The October 10 truce—hailed by President Donald Trump as his “20-point masterstroke” for hostage releases, aid surges, and phased de-escalation—has unraveled into a farce of finger-pointing. Gaza’s Government Media Office tallies 738 Israeli violations since inception, from near-daily drone incursions and artillery barrages to the detonation of homes in Al-Shujaiya and Al-Bureij, killing over 400 Palestinians and crippling aid flows to a population teetering on famine’s edge. Israel counters with 53 Hamas infractions, including sniper fire and RPG assaults, while U.S. officials whisper of “credible reports” of Hamas plotting civilian hits—though details remain classified. Aid groups like Doctors Without Borders report Nasser Hospital overwhelmed, its generators flickering as fuel trickles in amid blockades, while UN envoy Tor Wennesland warned in a December 9 Security Council briefing: “This ceasefire is on life support; without enforcement, it’s a license for atrocity.”

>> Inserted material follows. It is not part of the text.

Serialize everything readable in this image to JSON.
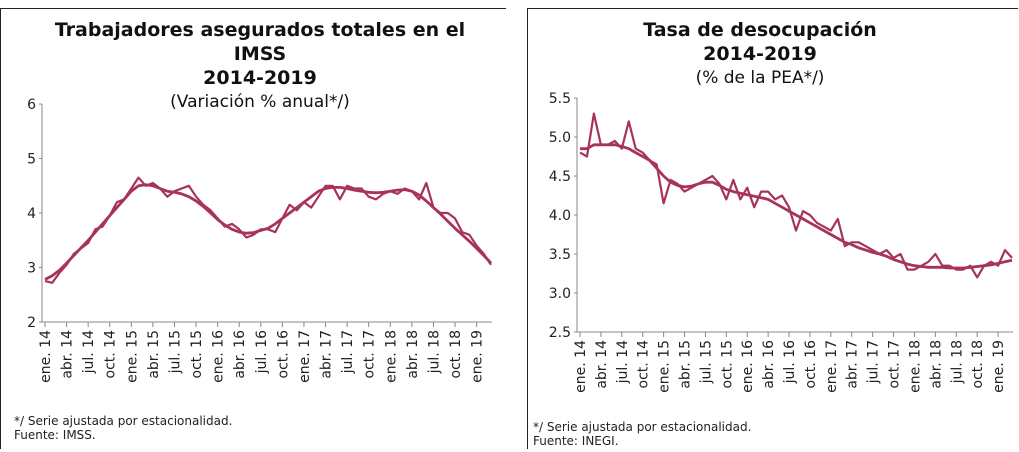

For Gaza’s weary survivors—two million crammed into a coastal sliver smaller than Washington, D.C., under winter storms and siege—these breaches aren’t statistics but fresh graves. As flares lit up Al-Bureij skies on December 9 in yet another “defensive” Israeli shelling, a displaced teacher in Khan Younis told Clarion News: “We buried our children under ‘peace.’ How many more before the world sees the lie?” With Phase Two talks stalled over hostage remains and border controls, mediators from Qatar and Egypt scramble, but the blood in Rafah and Khan Younis screams louder than diplomacy. Will this spark full resumption of war, or force a reckoning? Clarion News embeds with the frontlines—bearing witness, demanding truth.